Friday 27 April 2012

John McCain backs Richard Lugar in Indiana Senate Race; old running mate Sarah Palin backs Richard Mourdock

 History is repeating itself in Indiana where one of the Senate’s two longest-serving Republicans, Richard Lugar, 80, who was first elected in 1976, is facing a challenge in the May 8 primary from state Treasurer Richard Mourdock, who became famous in 2009 for opposing the auto industry bailout and the forced write-downs for Chrysler bond holders. 
Mourdock is backed by Tea Party activists, the Club for Growth, the National Rifle Association, and old-line social conservatives like Phyllis Schlafly.
As Lugar struggles to fend off Mourdock’s challenge, Democrats hope their candidate, Rep. Joe Donnelly, will profit from the GOP schism and pick up the incumbent’s seat in November.

Sen. John Cornyn, R-Texas, chairman of the National Republican Senatorial Committee, said Wednesday, “The race is very close now and it’ll be decided on May 8 and a number of factors could apply. Obviously turnout is important. Gov. (Mitch) Daniels’s ad supporting Sen. Lugar is a very positive development for him,” he said. “But our job is to hold the seat (in November) and we’ll support the nominee in the general election, but I think we will hold that seat regardless of what happens in the primary.”


McCain — who lost Indiana to Democrat Barack Obama in 2008 — is featured in a new radio ad for Lugar, rebutting charges that Lugar is Obama’s favorite Republican. He argues that Lugar “fought every day against Obama’s budget-busting proposals which have mortgaged our children’s futures” and said the senator’s “strong opposition to Obamacare helped spark Indiana’s involvement in the Supreme Court case to overturn the government’s takeover of health care.”


“Some in Indiana are claiming Dick Lugar is Obama’s friend,” McCain says in the ad. “That’s ridiculous. And I know it firsthand, because I fight alongside him every day in the Senate. Dick Lugar is a patriot and a hero, and we need him in the United States Senate.

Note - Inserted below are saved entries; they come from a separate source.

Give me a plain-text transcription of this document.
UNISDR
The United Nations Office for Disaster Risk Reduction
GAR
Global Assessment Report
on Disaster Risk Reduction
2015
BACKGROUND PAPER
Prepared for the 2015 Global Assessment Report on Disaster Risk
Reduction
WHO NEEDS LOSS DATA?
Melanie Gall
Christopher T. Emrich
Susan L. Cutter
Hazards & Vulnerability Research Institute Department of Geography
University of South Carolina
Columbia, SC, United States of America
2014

The winner of the May 8 primary election will face Democrat U.S. Rep. Joe Donnelly in November. Democrats are already seizing on Palin’s endorsement to draw contrasts in the event that Mourdock prevails.

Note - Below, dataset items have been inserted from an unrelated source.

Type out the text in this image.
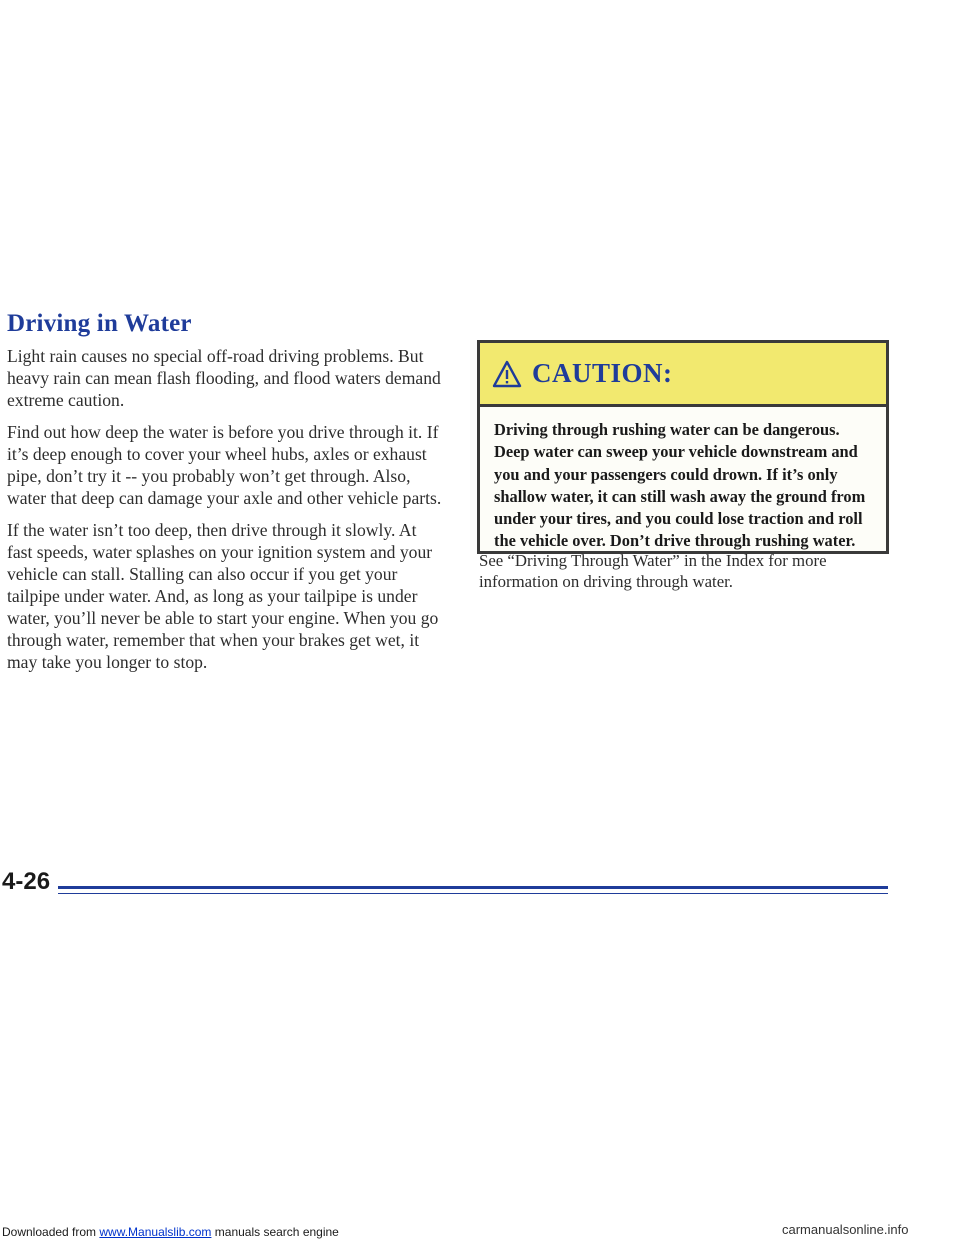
Driving in Water

Light rain causes no special off-road driving problems. But heavy rain can mean flash flooding, and flood waters demand extreme caution.

Find out how deep the water is before you drive through it. If it’s deep enough to cover your wheel hubs, axles or exhaust pipe, don’t try it -- you probably won’t get through. Also, water that deep can damage your axle and other vehicle parts.

If the water isn’t too deep, then drive through it slowly. At fast speeds, water splashes on your ignition system and your vehicle can stall. Stalling can also occur if you get your tailpipe under water. And, as long as your tailpipe is under water, you’ll never be able to start your engine. When you go through water, remember that when your brakes get wet, it may take you longer to stop.

CAUTION:
Driving through rushing water can be dangerous. Deep water can sweep your vehicle downstream and you and your passengers could drown. If it’s only shallow water, it can still wash away the ground from under your tires, and you could lose traction and roll the vehicle over. Don’t drive through rushing water.
See “Driving Through Water” in the Index for more information on driving through water.
4-26
Downloaded from www.Manualslib.com manuals search engine	carmanualsonline.info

Palin’s endorsement of Mourdock makes perfect sense, said Ben Ray, a spokesman for the Indiana Democratic Party.


“Both of them support Paul Ryan’s plan to end the Medicare guarantee, both of them want deep cuts to Social Security and both of them support bad trade deals to ship our jobs overseas,” Ray argued. “Richard Mourdock and Sarah Palin are just wrong for Hoosiers.